British astrologer, writer and lecturer Robert Currey commented on the study's credibility. What adds weight to Cajochen's study is the fact that data used by the research team was collected 10 years earlier for a different study, he says.
"By being retrospective, critics will find it hard to claim any experimental or selection bias of subjects or data. A simple mechanism such as increased moonlight can also be ruled out as the subjects slept in a dark room in the sleep laboratory," he added.
The full moon is a major aspect or angle astrologers call an opposition. From our vantage point on earth, this angle or aspect occurs when the sun and moon - or other planetary bodies - line up 180 degrees apart in opposing astrological signs,
Among other things, the full moon opposition may coincide with a period of increased stress or tension. The individual's vitality (represented by the sun) and personal or emotional needs (the moon) may be conflicted in some way, Currey says.
"Perhaps the urge to be active and creative takes away from satisfying bodily needs like sleep. Conceivably, this lack of sleep might even account for the unusual behavior that tends to occur around the full moon according to lunar lore," he noted.
British astrologer and Editor Pat Harris, PhD, says spiritually-oriented Tibetan monks would probably agree with this assessment, at least in part..

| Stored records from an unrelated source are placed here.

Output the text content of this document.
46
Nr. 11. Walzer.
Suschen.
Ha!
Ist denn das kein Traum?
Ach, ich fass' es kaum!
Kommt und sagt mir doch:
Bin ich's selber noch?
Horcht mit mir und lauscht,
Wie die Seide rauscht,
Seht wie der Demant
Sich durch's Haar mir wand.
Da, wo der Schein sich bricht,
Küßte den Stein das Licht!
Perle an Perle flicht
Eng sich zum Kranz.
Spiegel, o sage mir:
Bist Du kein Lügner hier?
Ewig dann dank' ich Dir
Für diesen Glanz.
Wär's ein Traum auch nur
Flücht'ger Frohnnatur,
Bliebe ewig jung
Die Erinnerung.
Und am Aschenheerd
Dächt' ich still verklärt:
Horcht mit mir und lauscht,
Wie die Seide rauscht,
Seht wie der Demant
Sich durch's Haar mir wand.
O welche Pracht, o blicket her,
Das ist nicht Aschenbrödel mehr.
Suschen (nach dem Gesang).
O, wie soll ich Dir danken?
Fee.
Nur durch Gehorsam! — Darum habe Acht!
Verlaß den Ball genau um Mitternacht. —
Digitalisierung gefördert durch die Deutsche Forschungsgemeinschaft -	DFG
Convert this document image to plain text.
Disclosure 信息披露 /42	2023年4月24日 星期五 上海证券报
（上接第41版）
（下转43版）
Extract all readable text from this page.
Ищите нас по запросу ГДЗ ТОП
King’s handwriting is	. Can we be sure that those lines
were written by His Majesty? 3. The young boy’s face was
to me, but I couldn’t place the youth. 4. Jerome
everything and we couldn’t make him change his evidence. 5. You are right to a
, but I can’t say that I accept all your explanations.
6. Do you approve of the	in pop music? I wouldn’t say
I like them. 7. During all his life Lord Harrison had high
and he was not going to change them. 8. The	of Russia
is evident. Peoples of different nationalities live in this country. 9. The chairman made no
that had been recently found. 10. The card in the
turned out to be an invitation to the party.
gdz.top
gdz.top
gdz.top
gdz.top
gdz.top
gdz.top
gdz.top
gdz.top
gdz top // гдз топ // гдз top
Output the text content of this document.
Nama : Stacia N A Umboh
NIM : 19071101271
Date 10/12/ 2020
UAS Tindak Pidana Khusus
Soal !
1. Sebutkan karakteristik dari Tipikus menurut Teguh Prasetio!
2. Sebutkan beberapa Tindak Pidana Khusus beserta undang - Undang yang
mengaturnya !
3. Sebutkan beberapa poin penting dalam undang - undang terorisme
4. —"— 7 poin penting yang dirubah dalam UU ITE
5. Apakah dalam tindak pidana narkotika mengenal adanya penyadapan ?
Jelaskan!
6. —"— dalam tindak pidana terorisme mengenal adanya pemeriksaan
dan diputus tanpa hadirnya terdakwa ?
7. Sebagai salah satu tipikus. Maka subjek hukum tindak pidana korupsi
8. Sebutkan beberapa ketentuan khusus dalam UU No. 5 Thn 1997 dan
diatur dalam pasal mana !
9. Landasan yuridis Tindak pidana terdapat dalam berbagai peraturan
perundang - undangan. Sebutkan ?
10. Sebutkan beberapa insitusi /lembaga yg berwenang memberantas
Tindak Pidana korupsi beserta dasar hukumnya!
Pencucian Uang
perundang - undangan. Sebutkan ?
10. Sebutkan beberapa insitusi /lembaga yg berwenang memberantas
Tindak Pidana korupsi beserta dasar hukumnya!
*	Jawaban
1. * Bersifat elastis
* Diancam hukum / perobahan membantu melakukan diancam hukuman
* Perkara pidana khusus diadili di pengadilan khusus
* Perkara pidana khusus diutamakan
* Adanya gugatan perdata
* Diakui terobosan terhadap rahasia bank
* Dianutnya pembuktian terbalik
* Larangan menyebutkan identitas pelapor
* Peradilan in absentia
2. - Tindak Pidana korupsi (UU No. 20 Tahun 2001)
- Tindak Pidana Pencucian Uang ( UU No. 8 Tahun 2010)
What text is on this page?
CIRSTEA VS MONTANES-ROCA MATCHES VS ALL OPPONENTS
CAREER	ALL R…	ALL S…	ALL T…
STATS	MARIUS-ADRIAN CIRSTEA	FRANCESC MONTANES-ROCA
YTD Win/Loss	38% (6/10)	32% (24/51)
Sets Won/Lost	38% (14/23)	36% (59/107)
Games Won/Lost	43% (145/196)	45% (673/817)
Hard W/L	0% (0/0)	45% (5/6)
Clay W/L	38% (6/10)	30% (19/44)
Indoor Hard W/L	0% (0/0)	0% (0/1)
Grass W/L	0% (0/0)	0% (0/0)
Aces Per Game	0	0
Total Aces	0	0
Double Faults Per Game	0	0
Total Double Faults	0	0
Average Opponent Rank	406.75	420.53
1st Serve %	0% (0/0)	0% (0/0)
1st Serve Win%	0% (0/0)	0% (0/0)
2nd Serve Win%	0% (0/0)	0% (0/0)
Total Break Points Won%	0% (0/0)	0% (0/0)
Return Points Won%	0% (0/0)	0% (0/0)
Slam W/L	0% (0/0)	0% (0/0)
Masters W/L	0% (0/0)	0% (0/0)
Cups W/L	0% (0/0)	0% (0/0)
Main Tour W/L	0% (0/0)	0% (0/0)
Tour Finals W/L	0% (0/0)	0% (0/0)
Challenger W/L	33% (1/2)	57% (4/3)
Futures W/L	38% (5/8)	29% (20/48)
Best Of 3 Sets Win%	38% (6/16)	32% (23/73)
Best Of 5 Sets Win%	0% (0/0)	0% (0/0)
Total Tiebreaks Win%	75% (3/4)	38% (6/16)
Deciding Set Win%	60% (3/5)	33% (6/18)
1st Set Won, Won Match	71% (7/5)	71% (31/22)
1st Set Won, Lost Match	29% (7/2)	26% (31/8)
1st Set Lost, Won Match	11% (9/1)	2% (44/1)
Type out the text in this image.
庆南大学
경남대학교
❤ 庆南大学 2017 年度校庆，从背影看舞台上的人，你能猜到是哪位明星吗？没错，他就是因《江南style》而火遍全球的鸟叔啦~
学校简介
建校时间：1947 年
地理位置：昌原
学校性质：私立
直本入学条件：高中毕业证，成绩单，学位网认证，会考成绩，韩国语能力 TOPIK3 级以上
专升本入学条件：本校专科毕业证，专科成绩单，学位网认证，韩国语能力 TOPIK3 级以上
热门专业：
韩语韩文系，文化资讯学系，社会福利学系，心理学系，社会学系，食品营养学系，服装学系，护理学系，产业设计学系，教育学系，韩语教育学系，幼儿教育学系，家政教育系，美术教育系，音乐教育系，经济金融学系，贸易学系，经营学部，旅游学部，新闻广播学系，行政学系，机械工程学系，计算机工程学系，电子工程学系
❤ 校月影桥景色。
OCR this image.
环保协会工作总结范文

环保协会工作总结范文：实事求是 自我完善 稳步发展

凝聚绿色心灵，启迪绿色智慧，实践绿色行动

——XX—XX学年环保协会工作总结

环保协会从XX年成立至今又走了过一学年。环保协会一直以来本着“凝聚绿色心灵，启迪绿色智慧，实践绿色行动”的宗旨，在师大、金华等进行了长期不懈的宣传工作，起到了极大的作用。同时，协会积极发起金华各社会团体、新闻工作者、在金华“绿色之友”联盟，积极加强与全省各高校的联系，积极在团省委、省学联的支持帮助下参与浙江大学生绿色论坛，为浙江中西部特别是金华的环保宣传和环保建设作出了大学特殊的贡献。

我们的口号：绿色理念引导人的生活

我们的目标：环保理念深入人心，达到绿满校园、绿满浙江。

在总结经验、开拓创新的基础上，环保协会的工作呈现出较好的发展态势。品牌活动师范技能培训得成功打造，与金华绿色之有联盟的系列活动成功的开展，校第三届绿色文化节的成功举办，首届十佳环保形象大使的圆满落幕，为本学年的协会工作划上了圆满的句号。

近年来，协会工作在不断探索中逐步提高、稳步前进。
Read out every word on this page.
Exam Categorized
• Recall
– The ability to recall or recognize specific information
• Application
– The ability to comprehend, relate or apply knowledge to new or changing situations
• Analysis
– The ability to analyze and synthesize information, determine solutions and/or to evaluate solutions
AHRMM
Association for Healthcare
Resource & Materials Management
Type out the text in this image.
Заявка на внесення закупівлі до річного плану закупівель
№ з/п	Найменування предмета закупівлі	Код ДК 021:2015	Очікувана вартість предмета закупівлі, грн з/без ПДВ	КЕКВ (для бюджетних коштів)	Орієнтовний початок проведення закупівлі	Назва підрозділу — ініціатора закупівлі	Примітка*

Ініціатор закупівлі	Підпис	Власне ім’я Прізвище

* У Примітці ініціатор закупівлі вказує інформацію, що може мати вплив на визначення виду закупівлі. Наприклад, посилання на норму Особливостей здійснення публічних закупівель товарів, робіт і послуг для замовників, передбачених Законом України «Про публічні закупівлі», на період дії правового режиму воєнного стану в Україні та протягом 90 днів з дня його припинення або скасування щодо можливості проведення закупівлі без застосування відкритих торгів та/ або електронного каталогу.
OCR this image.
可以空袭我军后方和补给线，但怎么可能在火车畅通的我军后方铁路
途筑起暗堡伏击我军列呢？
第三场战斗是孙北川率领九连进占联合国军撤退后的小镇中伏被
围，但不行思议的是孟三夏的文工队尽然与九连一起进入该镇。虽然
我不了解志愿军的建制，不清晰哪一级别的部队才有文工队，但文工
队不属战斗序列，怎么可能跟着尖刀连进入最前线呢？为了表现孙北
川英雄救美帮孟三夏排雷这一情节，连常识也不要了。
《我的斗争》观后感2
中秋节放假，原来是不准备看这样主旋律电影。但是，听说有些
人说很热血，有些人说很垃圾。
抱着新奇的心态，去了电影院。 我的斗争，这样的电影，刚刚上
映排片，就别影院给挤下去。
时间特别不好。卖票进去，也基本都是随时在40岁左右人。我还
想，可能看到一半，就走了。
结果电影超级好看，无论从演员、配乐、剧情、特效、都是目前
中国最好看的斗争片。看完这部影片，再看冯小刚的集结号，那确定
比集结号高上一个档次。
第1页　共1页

Harris is editor of Correlation, a journal published by the Astrological Association of Great Britain (AA). She says the monks are very much attuned to the moon's phases, using them to regulate sleep patterns among other things.
"The scientific experiment at the University of Basel seems to confirm the monks' experiences," she says.
"It could be argued that the monks have conscious expectations regarding how the lunar phase will affect their behavior. However, this confounding factor doesn't apply to the Switzerland sleep study.
"From secondary reports and the researcher's summary we learn that neither the 33 volunteers nor the scientists conducting the tests were aware of the lunar phase at any time," she said.